Kanzler (Österreich)

Kanzler (Österreich)
Bundeskanzler Werner Faymann

Der Bundeskanzler ist der Vorsitzende der österreichischen Bundesregierung. Er koordiniert und vertritt als Regierungschef Österreichs die Regierungsarbeit gegenüber dem Parlament und der Öffentlichkeit. In Alleinregierungen einer Partei ist er realpolitisch der mächtigste Politiker des Landes, in Koalitionsregierungen hängt sein Einfluss von der Stärke seiner Parlamentsfraktion ab. Amtssitz des Bundeskanzlers ist das Bundeskanzleramt. Der gegenwärtige Amtsinhaber ist Werner Faymann (SPÖ).

Inhaltsverzeichnis

Ernennung

Die Ernennung des Bundeskanzlers erfolgt seit der Verfassungsnovelle vom 7. Dezember 1929 (BGBl. 392/1929) durch den Bundespräsidenten (bis dahin wurde die Bundesregierung vom Nationalrat gewählt), welcher de jure in der Wahl der Person vollkommen frei ist, de facto jedoch auf die Mehrheitsverhältnisse im Nationalrat Rücksicht nehmen muss. Der Bundeskanzler schlägt dem Bundespräsidenten die übrigen Mitglieder der Bundesregierung zur Ernennung vor. Mit der Vereidigung ist die Bundesregierung (und mit ihr der Bundeskanzler) sofort handlungsfähig, eine Bestätigung durch den Nationalrat ist nicht erforderlich. Der Nationalrat kann der Bundesregierung oder einzelnen Bundesministern jedoch jederzeit das Misstrauen aussprechen, das den Bundespräsidenten zur Entlassung der Regierung bzw. des Regierungsmitglieds verpflichtet. Einzelne Minister entlässt der Bundespräsident auch auf Vorschlag des Bundeskanzlers.

Amtszeit

Die Amtszeit des Bundeskanzlers ist zeitlich nicht beschränkt wie etwa die des Bundespräsidenten oder des Nationalrates, die Ernennung erfolgt unbefristet. Die Ernennung des Bundeskanzlers und der übrigen Bundesminister durch den Bundespräsidenten hat verfassungsrechtlich nichts mit den Wahlen zum Nationalrat zu tun, auch nicht mit der Amtszeit und der Volkswahl des Bundespräsidenten. De facto korreliert sie meist mit Nationalratswahlen.

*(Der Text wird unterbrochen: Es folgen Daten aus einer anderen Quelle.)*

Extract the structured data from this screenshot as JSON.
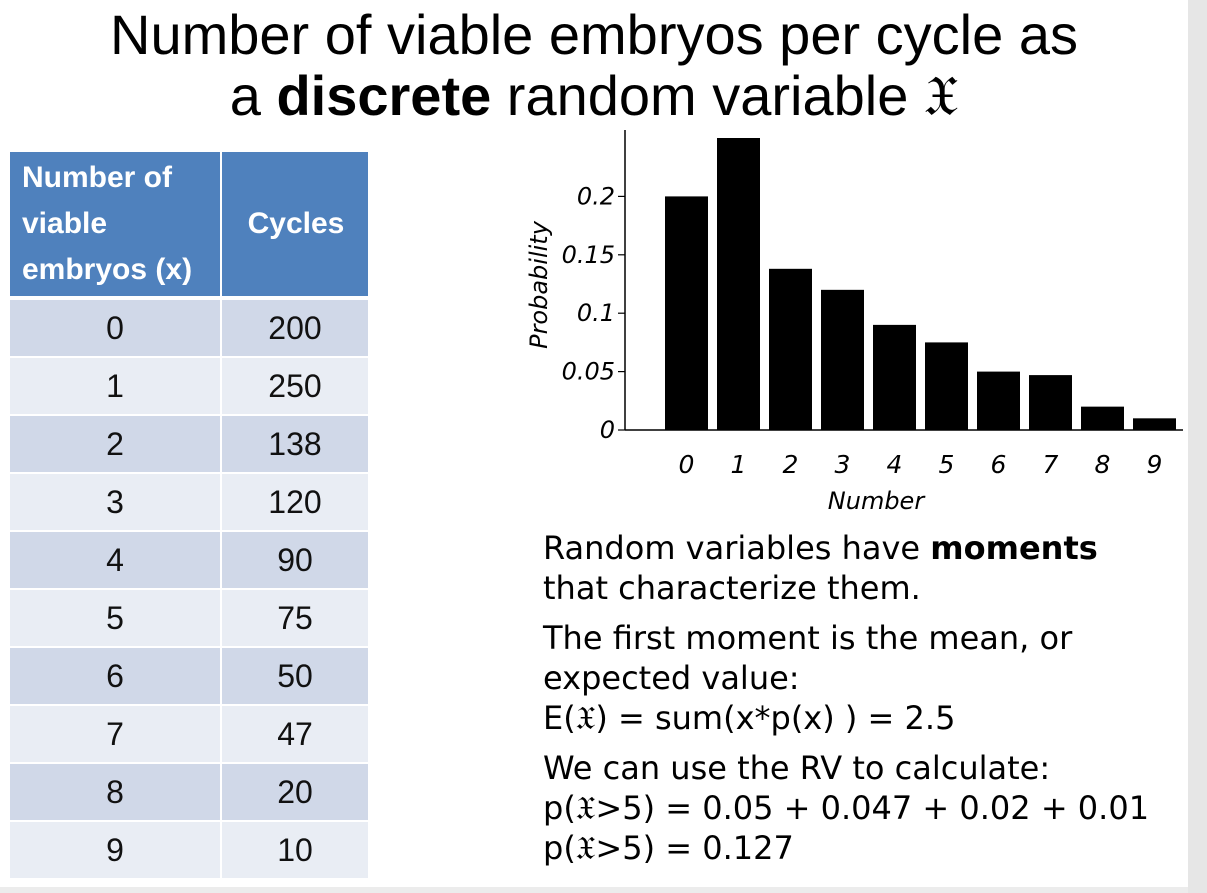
{
  "title": {
    "line1": "Number of viable embryos per cycle as",
    "line2_pre": "a ",
    "line2_bold": "discrete",
    "line2_post": " random variable 𝔛"
  },
  "table": {
    "headers": [
      "Number of viable embryos (x)",
      "Cycles"
    ],
    "rows": [
      [
        "0",
        "200"
      ],
      [
        "1",
        "250"
      ],
      [
        "2",
        "138"
      ],
      [
        "3",
        "120"
      ],
      [
        "4",
        "90"
      ],
      [
        "5",
        "75"
      ],
      [
        "6",
        "50"
      ],
      [
        "7",
        "47"
      ],
      [
        "8",
        "20"
      ],
      [
        "9",
        "10"
      ]
    ]
  },
  "chart_data": {
    "type": "bar",
    "categories": [
      "0",
      "1",
      "2",
      "3",
      "4",
      "5",
      "6",
      "7",
      "8",
      "9"
    ],
    "values": [
      0.2,
      0.25,
      0.138,
      0.12,
      0.09,
      0.075,
      0.05,
      0.047,
      0.02,
      0.01
    ],
    "xlabel": "Number",
    "ylabel": "Probability",
    "yticks": [
      0,
      0.05,
      0.1,
      0.15,
      0.2
    ],
    "ytick_labels": [
      "0",
      "0.05",
      "0.1",
      "0.15",
      "0.2"
    ],
    "ylim": [
      0,
      0.25
    ],
    "bar_color": "#000000",
    "grid": false
  },
  "notes": {
    "p1_pre": "Random variables have ",
    "p1_bold": "moments",
    "p1_line2": "that characterize them.",
    "p2_line1": "The first moment is the mean, or",
    "p2_line2": "expected value:",
    "p2_line3": "E(𝔛) = sum(x*p(x) ) = 2.5",
    "p3_line1": "We can use the RV to calculate:",
    "p3_line2": "p(𝔛>5) = 0.05 + 0.047 + 0.02 + 0.01",
    "p3_line3": "p(𝔛>5) = 0.127"
  },
  "colors": {
    "header_bg": "#4f81bd",
    "row_dark": "#d0d8e8",
    "row_light": "#e9edf4"
  }
}
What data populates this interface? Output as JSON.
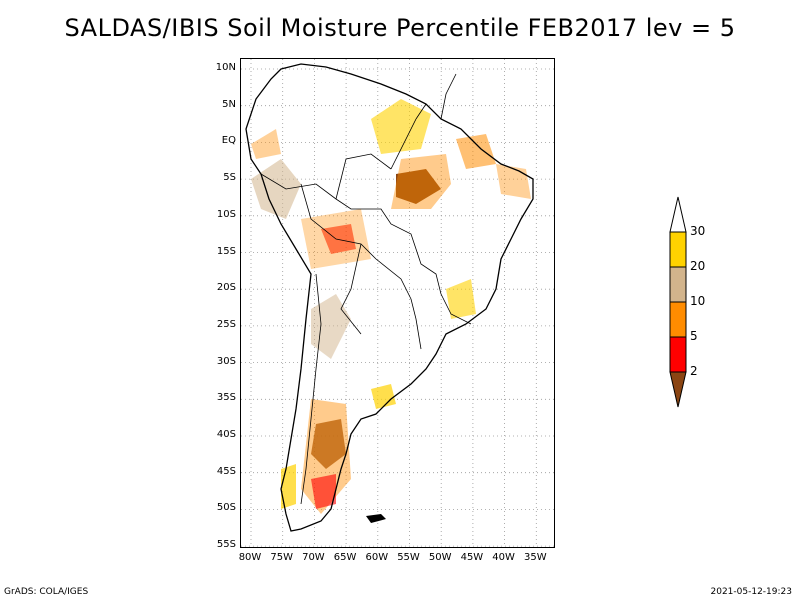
{
  "title": "SALDAS/IBIS Soil Moisture Percentile FEB2017 lev = 5",
  "lat_ticks": [
    "10N",
    "5N",
    "EQ",
    "5S",
    "10S",
    "15S",
    "20S",
    "25S",
    "30S",
    "35S",
    "40S",
    "45S",
    "50S",
    "55S"
  ],
  "lon_ticks": [
    "80W",
    "75W",
    "70W",
    "65W",
    "60W",
    "55W",
    "50W",
    "45W",
    "40W",
    "35W"
  ],
  "colorbar": {
    "labels": [
      "30",
      "20",
      "10",
      "5",
      "2"
    ],
    "colors": {
      "above_30": "#ffffff",
      "20_30": "#ffd200",
      "10_20": "#d2b48c",
      "5_10": "#ff8c00",
      "2_5": "#ff0000",
      "below_2": "#8b4513"
    }
  },
  "footer": {
    "left": "GrADS: COLA/IGES",
    "right": "2021-05-12-19:23"
  }
}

Die Bundesregierung reicht nämlich im Normalfall nach einer Nationalratswahl geschlossen ihren Rücktritt ("Demission") beim Bundespräsidenten ein. Die abtretende Regierung wird vom Bundespräsidenten "mit der Fortführung der Geschäfte beauftragt", bis eine neue Regierung bestellt ist und bleibt daher bis zur Angelobung der neuen Regierung noch im Amt. Der Rücktritt ist rechtlich nicht zwingend, aber sinnvoll, da der Bundespräsident die Regierung sonst aus eigener Initiative entlassen oder ihr der neue Nationalrat das Misstrauen aussprechen könnte (was den Bundespräsidenten zur Entlassung zwänge).

Die Bundesregierung kann jederzeit beschließen zu demissionieren, wenn ihr dies aus politischen Gründen zweckmäßig erscheint. Der Bundespräsident hat dann eine neue Regierung zu bestellen. Neuwahlen kommen in diesem Zusammenhang lediglich zustande, wenn der Bundespräsident auf Vorschlag der Regierung den Nationalrat auflöst oder wenn der Nationalrat, was häufig der Fall ist, selbst seine Auflösung beschließt.

Formaler Rahmen

Anders als etwa in Deutschland hat der österreichische Bundeskanzler gegenüber den Bundesministern keine Richtlinienkompetenz. Er ist nach der Verfassung den übrigen Mitgliedern der Bundesregierung in der Amtsführung rechtlich gleichgestellt, er ist also „primus inter pares“. Da aber die Minister vom Bundespräsidenten auf seinen Vorschlag ernannt werden und er auch ihre Abberufung vorschlagen kann, ist seine Stellung im politischen System Österreichs herausragend. Allerdings kann der Bundeskanzler in einer typischerweise bestehenden Koalitionsregierung aber keinen Minister seines Koalitionspartners von sich aus zur Entlassung vorschlagen, da die andere Partei dann wohl die Koalition aufkündigen würde und dadurch die parlamentarische Mehrheit (und somit der Bundeskanzler selbst) gefährdet wäre.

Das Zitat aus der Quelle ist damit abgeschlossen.